A few examples for growing in the Northeast include, but not limited to:
N source: red clover, hairy vetch, berseem, sweet clover, alfalfa, peas
Soil builder: rye grass, sweet clover, sorghum-sudan grass, rye
Erosion fighter: rye, rye grass, white clover, oats
Subsoil loosener: sorghum-sudan grass, field radish [daikon], sweet clover, alfalfa
Weed fighter: sorghum-sudan grass, rye, ryegrass, buckwheat
Pest fighter: rye, sorghum-sudan grass. One audience member suggested that wire worm can be killed using black sesame.
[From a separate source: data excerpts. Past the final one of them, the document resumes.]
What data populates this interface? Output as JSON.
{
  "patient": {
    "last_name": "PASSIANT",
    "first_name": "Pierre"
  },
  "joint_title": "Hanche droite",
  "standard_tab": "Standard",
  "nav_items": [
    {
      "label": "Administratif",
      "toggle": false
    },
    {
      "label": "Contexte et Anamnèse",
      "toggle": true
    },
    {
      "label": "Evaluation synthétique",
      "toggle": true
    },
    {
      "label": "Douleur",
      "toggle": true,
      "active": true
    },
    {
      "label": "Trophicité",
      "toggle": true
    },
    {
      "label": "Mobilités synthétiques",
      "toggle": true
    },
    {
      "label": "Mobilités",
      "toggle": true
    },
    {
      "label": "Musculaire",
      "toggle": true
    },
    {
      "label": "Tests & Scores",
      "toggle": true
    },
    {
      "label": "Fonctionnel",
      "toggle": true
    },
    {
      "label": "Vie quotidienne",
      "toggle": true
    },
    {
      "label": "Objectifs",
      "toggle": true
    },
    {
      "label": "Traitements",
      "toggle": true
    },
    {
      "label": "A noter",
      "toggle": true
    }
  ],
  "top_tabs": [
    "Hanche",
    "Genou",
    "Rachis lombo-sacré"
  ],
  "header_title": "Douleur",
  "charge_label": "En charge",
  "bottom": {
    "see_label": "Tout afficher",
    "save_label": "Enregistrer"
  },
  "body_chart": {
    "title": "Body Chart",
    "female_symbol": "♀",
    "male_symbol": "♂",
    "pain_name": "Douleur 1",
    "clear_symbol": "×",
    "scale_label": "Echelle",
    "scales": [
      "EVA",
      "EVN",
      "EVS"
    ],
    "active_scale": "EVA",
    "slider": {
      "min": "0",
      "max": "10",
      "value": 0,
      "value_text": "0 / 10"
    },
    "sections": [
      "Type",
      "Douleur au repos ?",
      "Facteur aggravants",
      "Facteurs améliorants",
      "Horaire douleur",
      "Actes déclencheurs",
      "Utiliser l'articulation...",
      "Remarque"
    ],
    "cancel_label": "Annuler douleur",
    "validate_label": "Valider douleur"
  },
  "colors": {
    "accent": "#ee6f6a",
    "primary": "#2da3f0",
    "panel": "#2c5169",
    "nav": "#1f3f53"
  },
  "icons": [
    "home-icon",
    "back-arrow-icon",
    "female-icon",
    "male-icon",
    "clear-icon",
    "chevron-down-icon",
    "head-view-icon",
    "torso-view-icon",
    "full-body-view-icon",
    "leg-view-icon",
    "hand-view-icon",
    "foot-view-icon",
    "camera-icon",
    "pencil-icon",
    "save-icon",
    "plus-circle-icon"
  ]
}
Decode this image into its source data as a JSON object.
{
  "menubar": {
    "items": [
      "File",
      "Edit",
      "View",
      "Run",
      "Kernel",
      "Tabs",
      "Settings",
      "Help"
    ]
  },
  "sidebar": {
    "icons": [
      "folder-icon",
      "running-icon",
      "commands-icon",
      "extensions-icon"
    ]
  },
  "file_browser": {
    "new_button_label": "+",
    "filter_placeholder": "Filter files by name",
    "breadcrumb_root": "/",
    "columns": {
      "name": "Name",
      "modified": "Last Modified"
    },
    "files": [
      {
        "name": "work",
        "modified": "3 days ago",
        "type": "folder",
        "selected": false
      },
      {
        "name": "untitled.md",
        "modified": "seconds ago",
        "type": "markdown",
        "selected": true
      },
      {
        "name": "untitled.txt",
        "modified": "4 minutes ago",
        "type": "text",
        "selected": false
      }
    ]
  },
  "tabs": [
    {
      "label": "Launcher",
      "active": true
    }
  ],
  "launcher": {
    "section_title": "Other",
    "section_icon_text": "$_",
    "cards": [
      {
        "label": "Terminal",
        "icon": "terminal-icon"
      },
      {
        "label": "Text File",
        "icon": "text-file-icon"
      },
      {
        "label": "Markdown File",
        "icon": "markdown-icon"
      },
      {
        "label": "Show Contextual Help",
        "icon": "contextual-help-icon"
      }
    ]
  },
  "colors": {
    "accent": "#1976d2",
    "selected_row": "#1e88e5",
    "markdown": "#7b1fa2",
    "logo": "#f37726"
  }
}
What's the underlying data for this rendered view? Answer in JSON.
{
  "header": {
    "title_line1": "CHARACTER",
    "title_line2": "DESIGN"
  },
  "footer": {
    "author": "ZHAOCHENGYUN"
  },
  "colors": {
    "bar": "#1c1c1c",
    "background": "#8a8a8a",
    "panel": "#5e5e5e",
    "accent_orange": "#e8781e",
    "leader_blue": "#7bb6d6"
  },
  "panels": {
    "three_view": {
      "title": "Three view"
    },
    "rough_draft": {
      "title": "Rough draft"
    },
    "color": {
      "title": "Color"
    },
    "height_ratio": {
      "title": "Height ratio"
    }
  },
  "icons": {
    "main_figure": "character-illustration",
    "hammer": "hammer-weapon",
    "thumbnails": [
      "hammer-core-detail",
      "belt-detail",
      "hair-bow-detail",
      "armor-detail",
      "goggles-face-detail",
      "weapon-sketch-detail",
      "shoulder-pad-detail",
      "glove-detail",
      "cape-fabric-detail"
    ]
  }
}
More areas to consider include: the impact on the soil: we can look at subsoil impact, freeing up P & K and loosening the top soil. Looking at the soil ecology we should consider both the present condition of the following along with what we want to accomplish in the area of nematodes, disease, allelopathic effect and choking of weeds. Other important considerations include the attraction of beneficials, how well the cc's bear traffic and the length of the growing window.
The cost of seed also needs to be considered. It also should be noted that grasses produce much more organic matter than legumes do. And while grasses take up/scavenge N left over from previous crops, N is less likely to be released for a crop grown immediately after the cover crop is grown.
Mixing grasses with legume cc's in your cropping systems helps alleviate the N-immobilization effect. This can lead to more dry organic matter and erosion control due the different growth habits of the species.
For more information, see the classic Canadian Organic Growers "Organic Field Crop Handbook". The Organic Science Cluster work is also a valuable resource.
For a totally different and, in some ways, complementary approach, Carolyn Merchant notes in The Death Of Nature that Renaissance behaviour treated nature as a "person-writ-large". And American-Indian tribes, like the Columbia Basin Tribes opposed the Europeans attitudes in the mid-1800s [prevalent today]. Smohalla [p.28] is quoted as saying:
You ask me to plow the ground! Shall I take a knife and tear my mother's breast? Then when I die she will not take me to her bosom to rest.
You ask me to dig for stone! Shall I dig under her skin for her bones? Then when I die I cannot enter her body to be born again.
You ask me to cut grass and make hay and sell it, and be rich like white men! But how dare I cut off my mother's hair?